Post: | Marshall Chair |
Body: | French Language and Literature |
Incumbent: | Michael Syrotinski[1] |
Incumbentsince: | 8 January 2013 |
Precursor: | Marshall Chair of Modern Romance Languages |
Formation: | 1917 |
First: | Charles Martin |
Notable: | Austin Gill |
The Marshall Chair of French Language and Literature is one of two established chairs in French at the University of Glasgow, the other being the Stevenson Chair which is not currently occupied. It was established in 1917 as the Marshall Chair of Modern Romance Language from a lectureship instituted in 1895, and had its title changed in 1966.[2]
Robert Marshall, after whom the chair is named, owned the Grangehill Estate near Beith, Ayrshire, and left it to the university in his will to assist with the foundation of a chair in modern languages.[3] He died in 1912. His legacy was combined with that of James Clason-Harvie of Brownlie[4] and others to endow the existing lectureship, created as a chair in 1917.[2]

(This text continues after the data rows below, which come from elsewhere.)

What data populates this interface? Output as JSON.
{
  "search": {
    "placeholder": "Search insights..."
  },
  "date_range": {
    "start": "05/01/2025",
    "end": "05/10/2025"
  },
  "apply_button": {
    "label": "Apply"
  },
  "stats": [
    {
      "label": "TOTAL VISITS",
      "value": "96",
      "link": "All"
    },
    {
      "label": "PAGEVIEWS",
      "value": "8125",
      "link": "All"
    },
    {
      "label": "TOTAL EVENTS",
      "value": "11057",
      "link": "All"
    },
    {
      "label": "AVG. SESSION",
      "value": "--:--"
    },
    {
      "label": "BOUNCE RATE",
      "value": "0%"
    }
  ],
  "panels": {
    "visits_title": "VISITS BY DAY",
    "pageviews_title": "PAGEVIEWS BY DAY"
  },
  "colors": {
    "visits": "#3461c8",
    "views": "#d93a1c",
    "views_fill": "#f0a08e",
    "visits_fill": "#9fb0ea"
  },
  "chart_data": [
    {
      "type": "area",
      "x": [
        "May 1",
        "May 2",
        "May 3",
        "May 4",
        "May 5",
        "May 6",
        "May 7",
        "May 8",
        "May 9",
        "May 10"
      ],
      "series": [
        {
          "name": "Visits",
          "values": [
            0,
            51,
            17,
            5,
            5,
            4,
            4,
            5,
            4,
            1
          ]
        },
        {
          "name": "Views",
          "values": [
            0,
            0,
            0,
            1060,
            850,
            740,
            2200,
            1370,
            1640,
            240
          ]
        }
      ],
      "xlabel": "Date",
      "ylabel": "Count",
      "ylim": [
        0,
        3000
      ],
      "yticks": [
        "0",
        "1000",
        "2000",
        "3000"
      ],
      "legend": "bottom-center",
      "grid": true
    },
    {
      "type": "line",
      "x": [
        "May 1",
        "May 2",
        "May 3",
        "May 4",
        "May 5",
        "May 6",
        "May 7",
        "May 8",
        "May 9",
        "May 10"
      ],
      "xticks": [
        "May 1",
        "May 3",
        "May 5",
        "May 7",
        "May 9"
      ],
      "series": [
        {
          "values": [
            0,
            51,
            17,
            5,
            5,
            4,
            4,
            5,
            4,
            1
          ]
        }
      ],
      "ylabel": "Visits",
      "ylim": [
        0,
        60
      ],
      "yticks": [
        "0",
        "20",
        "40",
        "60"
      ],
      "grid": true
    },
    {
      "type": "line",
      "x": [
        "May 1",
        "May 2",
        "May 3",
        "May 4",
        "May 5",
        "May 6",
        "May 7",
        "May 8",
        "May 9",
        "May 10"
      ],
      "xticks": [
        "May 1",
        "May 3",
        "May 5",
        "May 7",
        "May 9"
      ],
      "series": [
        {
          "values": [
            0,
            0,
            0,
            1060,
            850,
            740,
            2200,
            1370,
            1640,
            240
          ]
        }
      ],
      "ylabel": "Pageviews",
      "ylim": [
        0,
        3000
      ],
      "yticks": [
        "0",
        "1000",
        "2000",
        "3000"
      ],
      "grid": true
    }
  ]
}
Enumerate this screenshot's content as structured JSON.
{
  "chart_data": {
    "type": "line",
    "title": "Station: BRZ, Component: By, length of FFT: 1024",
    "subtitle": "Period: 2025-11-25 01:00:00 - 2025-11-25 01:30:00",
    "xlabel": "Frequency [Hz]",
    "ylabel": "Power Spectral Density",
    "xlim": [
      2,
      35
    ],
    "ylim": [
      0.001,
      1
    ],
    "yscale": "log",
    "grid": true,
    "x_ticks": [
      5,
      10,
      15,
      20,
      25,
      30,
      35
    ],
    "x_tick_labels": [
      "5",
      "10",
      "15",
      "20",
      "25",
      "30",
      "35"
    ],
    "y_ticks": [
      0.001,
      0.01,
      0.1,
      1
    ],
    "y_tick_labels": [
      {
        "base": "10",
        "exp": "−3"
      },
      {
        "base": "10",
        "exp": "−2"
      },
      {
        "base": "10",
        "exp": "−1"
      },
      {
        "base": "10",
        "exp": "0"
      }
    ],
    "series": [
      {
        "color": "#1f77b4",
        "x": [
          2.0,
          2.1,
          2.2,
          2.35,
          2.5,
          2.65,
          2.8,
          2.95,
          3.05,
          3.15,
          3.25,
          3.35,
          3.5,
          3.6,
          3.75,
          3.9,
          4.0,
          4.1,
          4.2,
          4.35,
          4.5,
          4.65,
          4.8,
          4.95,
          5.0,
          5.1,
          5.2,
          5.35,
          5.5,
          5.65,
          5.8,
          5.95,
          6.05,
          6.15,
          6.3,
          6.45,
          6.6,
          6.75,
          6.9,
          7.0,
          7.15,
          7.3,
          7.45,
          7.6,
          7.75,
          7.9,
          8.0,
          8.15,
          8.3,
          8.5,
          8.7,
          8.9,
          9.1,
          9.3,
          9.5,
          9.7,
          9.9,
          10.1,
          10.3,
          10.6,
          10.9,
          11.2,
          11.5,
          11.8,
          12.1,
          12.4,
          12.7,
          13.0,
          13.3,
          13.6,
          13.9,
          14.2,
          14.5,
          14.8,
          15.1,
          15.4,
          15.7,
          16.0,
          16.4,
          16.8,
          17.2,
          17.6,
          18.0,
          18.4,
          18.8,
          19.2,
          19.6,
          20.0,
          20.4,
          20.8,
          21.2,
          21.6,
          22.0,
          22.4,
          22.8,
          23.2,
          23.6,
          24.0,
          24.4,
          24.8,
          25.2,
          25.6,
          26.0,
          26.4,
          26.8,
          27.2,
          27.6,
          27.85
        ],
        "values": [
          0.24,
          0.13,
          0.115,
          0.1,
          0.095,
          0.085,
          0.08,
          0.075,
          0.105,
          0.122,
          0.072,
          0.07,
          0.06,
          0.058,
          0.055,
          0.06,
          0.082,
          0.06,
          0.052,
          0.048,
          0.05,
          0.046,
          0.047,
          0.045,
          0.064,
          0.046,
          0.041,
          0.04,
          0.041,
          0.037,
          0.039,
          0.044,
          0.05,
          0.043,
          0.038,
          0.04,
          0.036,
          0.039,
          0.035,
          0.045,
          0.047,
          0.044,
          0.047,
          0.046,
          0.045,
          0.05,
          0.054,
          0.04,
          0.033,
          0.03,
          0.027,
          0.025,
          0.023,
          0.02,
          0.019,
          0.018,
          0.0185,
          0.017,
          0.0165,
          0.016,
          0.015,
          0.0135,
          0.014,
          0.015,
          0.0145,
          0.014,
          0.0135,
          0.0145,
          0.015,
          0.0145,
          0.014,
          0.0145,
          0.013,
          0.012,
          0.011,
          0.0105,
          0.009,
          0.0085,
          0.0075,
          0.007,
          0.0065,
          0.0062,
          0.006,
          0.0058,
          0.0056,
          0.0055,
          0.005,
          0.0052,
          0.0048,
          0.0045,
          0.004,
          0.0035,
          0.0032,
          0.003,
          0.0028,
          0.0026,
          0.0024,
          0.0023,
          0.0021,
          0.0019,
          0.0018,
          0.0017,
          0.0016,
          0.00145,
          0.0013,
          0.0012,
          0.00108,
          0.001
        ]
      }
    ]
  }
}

In 1919, the Marshall Lecturer in French, Charles Martin, became the first Marshall Professor.[5] He was succeeded in 1937 by Alan Boase, a graduate of Oxford, Cambridge and the Sorbonne, and an authority on influential French Renaissance writer Michel de Montaigne. He was made an Officer of the Legion of Honour by the French government and in 1979 won the Prix du Rayonnement de la Langue Française, awarded by the Académie française.[6] Under his leadership, the department grew into one of the largest and most dynamic in Britain.[6] Boase retired in 1966 and died in 1982.
Boase was followed in 1966 by Austin Gill, a Fellow of Magdalen College, Oxford who had previously been the British Council's Representative in North Africa and Director of the British Institute in Paris, and had been awarded a CBE in 1955.[7] Gill was a specialist in French literature of the 19th century and particularly the work of symbolist poet Stéphane Mallarmé. He retired from the chair in 1971 to focus on this research, being succeeded by Henry Barnwell, and died in 1990.[7]
In 1980, Colin Smethurst was appointed to the chair from the University of Liverpool.[8] He was made an Officier dans l'Ordre des Palmes académiques, the second of three grades of that Order. Smethurst retired in 1998 and Noël Peacock was appointed to the chair, holding it until his own retirement in 2010.[9]